Model Description
Pills can often be hard to identify at a glance, and they can sometimes be mixed up with others as a result. This can be dangerous as taking the wrong pills by accident can have serious health effects. Having some kind of detection model between different pills can help identify what each pill is to help ensure additional safety
Dataset & Procedure
This uses the dataset “Pill Detection Computer Vision Model” by Mohamed Attia, with photos also curated by them from Roboflow Universe. The dataset can be found here. In the original dataset, images were auto-oriented, resized, and stretched to 416x416. The images are of pills of various brands and colors on different backgrounds and backdrops. The dataset contains 496 images total, with 351 train, 98 valid, and 47 test.
The dataset was manually combed through on its annotations to double check and validate each image to ensure that the quality of the annotations is up to par. The annotations were not modified as they were all found to be accurate after manual validation.
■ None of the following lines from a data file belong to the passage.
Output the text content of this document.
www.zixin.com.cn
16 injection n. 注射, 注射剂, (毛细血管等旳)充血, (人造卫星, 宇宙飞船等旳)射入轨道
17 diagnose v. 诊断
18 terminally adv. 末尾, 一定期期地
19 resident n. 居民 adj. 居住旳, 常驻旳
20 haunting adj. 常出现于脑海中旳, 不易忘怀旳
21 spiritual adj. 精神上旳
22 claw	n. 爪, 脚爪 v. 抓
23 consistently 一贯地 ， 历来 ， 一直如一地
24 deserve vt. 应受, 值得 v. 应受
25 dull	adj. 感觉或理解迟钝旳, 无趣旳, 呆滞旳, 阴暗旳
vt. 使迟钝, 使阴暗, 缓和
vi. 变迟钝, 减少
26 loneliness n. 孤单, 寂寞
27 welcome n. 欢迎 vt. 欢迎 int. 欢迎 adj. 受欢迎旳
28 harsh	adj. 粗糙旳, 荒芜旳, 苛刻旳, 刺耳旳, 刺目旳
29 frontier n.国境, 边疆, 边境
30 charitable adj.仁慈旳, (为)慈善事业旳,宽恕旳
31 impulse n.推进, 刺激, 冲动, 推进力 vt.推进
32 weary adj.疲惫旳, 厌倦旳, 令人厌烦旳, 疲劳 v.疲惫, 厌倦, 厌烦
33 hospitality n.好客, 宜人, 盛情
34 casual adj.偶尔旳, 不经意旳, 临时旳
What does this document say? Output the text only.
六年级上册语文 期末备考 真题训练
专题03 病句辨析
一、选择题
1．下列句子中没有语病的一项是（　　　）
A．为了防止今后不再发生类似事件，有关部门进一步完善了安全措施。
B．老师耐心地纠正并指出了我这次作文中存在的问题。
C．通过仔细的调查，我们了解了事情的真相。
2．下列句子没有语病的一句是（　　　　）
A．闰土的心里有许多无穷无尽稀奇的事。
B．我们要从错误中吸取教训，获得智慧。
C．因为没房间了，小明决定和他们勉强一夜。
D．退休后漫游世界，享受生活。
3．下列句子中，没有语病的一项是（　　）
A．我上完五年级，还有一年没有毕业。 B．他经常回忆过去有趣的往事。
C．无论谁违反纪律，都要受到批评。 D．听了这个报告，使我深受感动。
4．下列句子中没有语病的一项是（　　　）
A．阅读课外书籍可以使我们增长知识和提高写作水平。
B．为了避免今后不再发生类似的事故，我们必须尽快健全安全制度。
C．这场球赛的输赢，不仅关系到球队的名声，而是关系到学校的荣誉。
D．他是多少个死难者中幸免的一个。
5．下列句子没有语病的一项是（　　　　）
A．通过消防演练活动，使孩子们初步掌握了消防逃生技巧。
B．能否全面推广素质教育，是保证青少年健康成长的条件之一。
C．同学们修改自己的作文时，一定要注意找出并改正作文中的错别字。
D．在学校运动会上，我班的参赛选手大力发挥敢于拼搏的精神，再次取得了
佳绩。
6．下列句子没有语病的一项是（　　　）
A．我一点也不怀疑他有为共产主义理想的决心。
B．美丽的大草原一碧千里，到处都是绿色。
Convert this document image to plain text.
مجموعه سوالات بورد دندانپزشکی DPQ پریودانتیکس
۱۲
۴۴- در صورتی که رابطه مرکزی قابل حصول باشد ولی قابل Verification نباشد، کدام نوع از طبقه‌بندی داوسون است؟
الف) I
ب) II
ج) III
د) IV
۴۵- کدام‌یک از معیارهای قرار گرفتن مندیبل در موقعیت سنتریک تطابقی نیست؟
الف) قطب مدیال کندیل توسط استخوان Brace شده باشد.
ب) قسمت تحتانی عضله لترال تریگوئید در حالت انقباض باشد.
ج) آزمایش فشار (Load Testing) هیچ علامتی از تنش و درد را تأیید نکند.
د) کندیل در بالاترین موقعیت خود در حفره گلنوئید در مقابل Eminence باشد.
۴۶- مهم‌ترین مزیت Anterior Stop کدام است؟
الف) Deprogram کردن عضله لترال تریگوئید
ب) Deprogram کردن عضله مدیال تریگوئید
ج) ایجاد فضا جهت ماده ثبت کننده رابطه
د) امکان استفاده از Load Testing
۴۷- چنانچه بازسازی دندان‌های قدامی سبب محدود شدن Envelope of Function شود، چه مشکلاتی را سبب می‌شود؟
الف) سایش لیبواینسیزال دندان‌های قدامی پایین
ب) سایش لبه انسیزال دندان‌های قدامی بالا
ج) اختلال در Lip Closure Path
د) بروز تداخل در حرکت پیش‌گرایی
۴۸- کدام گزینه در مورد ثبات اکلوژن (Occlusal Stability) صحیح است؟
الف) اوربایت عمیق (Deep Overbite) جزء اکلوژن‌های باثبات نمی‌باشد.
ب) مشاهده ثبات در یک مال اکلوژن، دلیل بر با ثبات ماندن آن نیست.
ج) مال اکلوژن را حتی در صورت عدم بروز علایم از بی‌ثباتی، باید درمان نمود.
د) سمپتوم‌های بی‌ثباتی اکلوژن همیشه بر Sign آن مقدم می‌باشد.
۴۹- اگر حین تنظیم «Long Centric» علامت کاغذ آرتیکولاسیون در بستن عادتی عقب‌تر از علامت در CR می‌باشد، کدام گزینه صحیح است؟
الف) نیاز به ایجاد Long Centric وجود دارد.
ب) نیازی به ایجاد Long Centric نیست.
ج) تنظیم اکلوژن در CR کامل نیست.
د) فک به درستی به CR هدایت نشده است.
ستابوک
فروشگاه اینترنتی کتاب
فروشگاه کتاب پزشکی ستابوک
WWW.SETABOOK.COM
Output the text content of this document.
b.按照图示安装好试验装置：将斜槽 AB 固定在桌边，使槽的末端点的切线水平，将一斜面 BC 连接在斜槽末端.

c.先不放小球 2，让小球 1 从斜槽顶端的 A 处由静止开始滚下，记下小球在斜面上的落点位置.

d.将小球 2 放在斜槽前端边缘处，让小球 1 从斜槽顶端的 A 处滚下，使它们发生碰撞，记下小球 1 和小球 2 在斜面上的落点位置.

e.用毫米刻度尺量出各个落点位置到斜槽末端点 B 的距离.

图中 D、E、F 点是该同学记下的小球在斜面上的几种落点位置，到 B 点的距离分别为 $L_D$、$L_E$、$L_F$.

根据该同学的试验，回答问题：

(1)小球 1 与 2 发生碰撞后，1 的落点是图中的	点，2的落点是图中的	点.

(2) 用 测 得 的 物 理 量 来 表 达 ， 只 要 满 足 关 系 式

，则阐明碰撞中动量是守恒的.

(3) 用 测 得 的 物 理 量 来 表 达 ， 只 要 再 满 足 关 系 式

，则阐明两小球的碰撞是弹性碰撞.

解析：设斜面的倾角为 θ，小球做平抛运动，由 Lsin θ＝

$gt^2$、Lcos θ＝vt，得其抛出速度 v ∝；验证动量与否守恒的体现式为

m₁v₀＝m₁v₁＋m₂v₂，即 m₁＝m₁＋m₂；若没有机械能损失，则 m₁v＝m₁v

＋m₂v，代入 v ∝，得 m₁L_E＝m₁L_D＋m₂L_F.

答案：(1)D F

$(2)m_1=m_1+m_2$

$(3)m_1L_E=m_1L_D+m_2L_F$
Epochs: 350, but exited prematurely at 123 due to results starting to plateau
Batches: 65
Preprocesssing: Resize to 640x640
Patience: 50
Training Framework: Ultralytics
Hardware: Google Colab with T4 GPU
| Class Name | Number of Annotations |
|---|---|
| Blue | 59 |
| Cipro 500 | 111 |
| Ibuphil 600 mg | 2 |
| Ibuphil Cold 400-60 | 71 |
| Pink | 58 |
| Red | 60 |
| White | 60 |
| Xyzall 5mg | 71 |
Evaluation Results
mAP50: 0.7769
mAP50-95: 0.6273
Precision: 0.5778
Recall: 0.9691
With the results of this model, there is a very high recall but low precision. The original goal of the model was to hit around 80% accuracy but that number was missed by a large margin, and adjustments and tweaks to the model did not appear to make much of a difference. This is likely due to issues with the dataset, which will be talked about in the "Limitations and Biases" section. The high recall but low accuracy means that while it will likely detect any pills in an image, it can lead to a lot of false positives which is unwanted.
Limitations and Biases
This model has several concerns that limit it and cause a bit of difficulty. The dataset itself has a lot of class imbalance that makes it difficult to detect some specific pill types, and uses some general color categories rather than exact branded pills. This makes it harder to have more accuracy, and more inconsistent for the information being input into the model. It's also a challenge to add onto the model due to the specific pill types that are listed for improving or adjusting the dataset, as pills are not necessarily the most easy to access to create more images for training. The sample size is a lot smaller than some other datasets as it is under 500 images, so the data usable for training is smaller than it can be. All of these issues likely contribute to the struggles in reaching higher accuracy, and as a result it may make more sense for creating a completely new and separate dataset manually rather than relying on the one provided if one were to try and improve upon this premise.
With these limitations in mind, the intended purpose of being used for pills detection and sorting does not work as well and it may be better off being used for other purposes. It may be potentially usable in counting pills or detecting if a pill is in an image, but the risk then comes with the false positives as that can and would throw results off and defeat the purpose of the model.